Kr00k: Serious Vulnerability Affected Encryption of Billion+ Wi-Fi Devices

Conference:  BlackHat USA 2020



The presentation discusses the Crook vulnerability affecting Wi-Fi chips and provides advice on how to mitigate the vulnerability.
  • The source of Crook and related vulnerabilities is the Wi-Fi chip.
  • The vulnerability can be mitigated with firmware or driver updates.
  • Keeping devices up to date is important.
  • Manual updates for some devices can be problematic.
  • The vulnerability affects smartphones, Wi-Fi routers, and WPA2 enterprise.
  • Manufacturers should contact the Wi-Fi Alliance and their chip manufacturer.
  • Users should check for updates and contact their device vendor.
  • The presentation provides a web page with technical details and links to vendor advisories.
The presenter mentions the cooperation of companies in responding to disclosures professionally, particularly Amazon's joint effort to investigate the issue. However, some devices require manual updates, which can lead to attack scenarios, as discussed by another presenter. This is especially concerning as more people work from home due to COVID-19, accessing corporate resources and responsible for their own home Wi-Fi security.

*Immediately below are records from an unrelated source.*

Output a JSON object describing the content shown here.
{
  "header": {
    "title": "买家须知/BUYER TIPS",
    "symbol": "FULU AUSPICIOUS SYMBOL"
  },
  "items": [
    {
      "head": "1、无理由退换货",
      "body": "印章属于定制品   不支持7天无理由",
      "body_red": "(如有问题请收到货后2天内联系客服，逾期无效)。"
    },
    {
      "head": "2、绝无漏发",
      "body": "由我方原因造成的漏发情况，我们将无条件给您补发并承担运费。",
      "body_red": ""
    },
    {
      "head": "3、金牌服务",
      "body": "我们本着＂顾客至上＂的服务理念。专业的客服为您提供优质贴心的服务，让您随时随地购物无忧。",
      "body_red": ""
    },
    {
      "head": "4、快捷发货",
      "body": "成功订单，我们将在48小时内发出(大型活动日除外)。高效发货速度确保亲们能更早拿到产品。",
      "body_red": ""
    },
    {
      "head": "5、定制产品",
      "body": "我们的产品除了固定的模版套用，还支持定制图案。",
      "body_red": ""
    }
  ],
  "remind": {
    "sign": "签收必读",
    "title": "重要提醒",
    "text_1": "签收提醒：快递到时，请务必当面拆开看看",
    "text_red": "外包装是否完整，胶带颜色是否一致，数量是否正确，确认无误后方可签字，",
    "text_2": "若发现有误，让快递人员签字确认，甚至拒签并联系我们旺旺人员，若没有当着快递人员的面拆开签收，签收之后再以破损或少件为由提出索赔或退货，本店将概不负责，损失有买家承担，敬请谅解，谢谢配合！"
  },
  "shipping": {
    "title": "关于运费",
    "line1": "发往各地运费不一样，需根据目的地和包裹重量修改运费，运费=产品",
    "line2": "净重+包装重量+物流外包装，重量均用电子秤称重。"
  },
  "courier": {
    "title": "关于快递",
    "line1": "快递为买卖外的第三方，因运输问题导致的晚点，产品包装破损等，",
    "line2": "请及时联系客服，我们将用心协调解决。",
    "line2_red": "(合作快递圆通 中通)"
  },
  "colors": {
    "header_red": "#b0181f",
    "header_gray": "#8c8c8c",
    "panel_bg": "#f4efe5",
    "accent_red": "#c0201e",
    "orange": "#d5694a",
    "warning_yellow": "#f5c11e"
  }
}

We identified Kr00k (CVE-2019-15126) – a previously unknown vulnerability in chips used by a significant proportion of all Wi-Fi capable devices. Specifically, we discovered that Wi-Fi chips by Broadcom and Cypress – and possibly other manufacturers – could be forced to encrypt some packets in a WPA2-protected network with an all-zero encryption key. In a successful attack, this allows an adversary to decrypt some wireless network packets. The number of affected devices was likely over a billion as the vulnerable chips are used in devices from Apple, Samsung, Google, Amazon, and many others.The presentation will include technical details and a demonstration, where we will show how we were able to trigger Wi-Fi reassociations on the targeted device, force setting the all-zero encryption key and decrypt intercepted packets. We will also discuss the potential impact of these vulnerabilities, along with the limitations of exploiting them.This new research follows our earlier discovery that some versions of the popular Amazon Echo and Kindle devices were vulnerable to Key Reinstallation Attacks (KRACK), which were discovered by Mathy Vanhoef in 2017. We will explain how Kr00k is related to the previously known research – and how it differs.Exclusively for Black Hat USA, we will also cover our most recently discovered Wi-Fi encryption vulnerabilities affecting other chip manufacturers, including Qualcomm.Finally, we will discuss and release our proof-of-concept testing script designed trigger and detect the Kr00k vulnerability on unpatched devices.